Fast-forward to today and surgeons are doctors, and barbers no longer cut off anything but hair. If the symbolic red and white pole had gone over to doctoring with the surgeons perhaps hospitals would be adorned with barber poles instead of snakes on a winged staff. Where that symbol comes from is another story for another day. As is why a pawn shop sports a trio of balls.
Filed 2/2/10
The proverbial seven deadly sins are anger, envy, gluttony, greed, lust, pride, and sloth. People are mostly against these sins. At least in other people. However, if we replace the words with less odious terms to apply to ourselves we can transform from sinners into saints. Or if not saints exactly, sinners lite.
Instead of anger, say outrage.
Instead of envy, say equality.
Instead of gluttony, say gourmandery.
Instead of greed, say self-interest.
Instead of lust, say hot-blooded.
Instead of pride, say self-esteem.
Instead of sloth, say laid-back.
Now then, don’t you feel better about yourself? But don’t get carried away with the feeling or you’re back to pride.
On the other hand there are folks who make a virtue of “acting naturally.” These people will tell you checking your natural inclination in favor of some societal rule of behavior is fake, hypocritical or dishonest. (Is there a Dr. House in the house?)
But ask yourself, how many of the seven deadly sins are natural impulses. If your answer is seven, then the seven sins: anger, envy, gluttony, greed, lust, pride, and sloth; become seven virtues: act naturally, act naturally, act naturally, act naturally, act naturally, act naturally, and act naturally.
An important point of civilization is to get people to act civilized and stop acting naturally. At least where our natural impulses are harmful. To behave according to social convention is not hypocritical if you believe it’s the right thing to do. You might say it’s the victory of the civilized mind over the natural brain, the triumph of reason over impulse.
Filed 1/21/10
They tell me salt is the only rock we eat. At least the only rock we eat on purpose with a purpose. And the only one that tastes good. Other rocks in our food is grit, which is almost always unpleasant.
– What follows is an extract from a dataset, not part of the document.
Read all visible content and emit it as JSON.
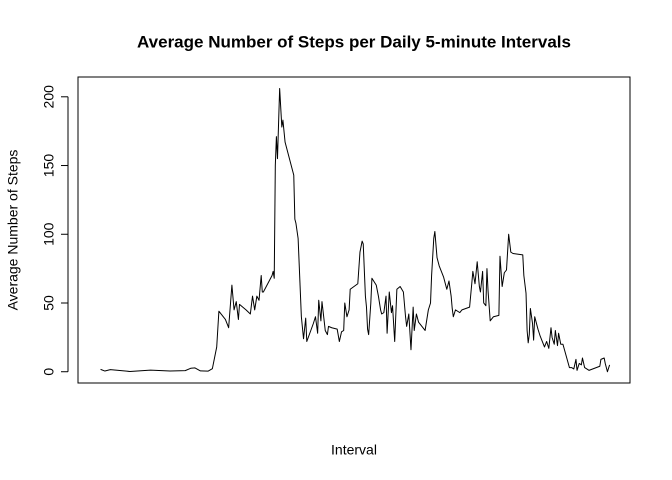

But then we eat little bits of many unsavory things besides grit that get in food. Like animal hair, insect parts, worm castings and so on. Kept to a minimum we can survive all that. Of course finding an entire rat in your food is an unwelcome prospect. Finding one in your KFC is possibly a lawsuit or an urban myth.
On the other hand salt is required eating as we need it for a biological process we call “being alive.” They also tell me this is because land animals evolved from sea creatures that migrated out of the oceans. To survive out of water, land animals had to take the sea with them. So we are in large part water, or rather salt water if you will.
All of which reminds me of what might be the first joke I ever heard. A riddle actually. What’s big and red and eats rocks? A big red rock eater. Yes, it’s a silly joke, but it didn’t take much to amuse me at five years of age. Still, though I am not five years old, big and red, I do eat rocks. So do you.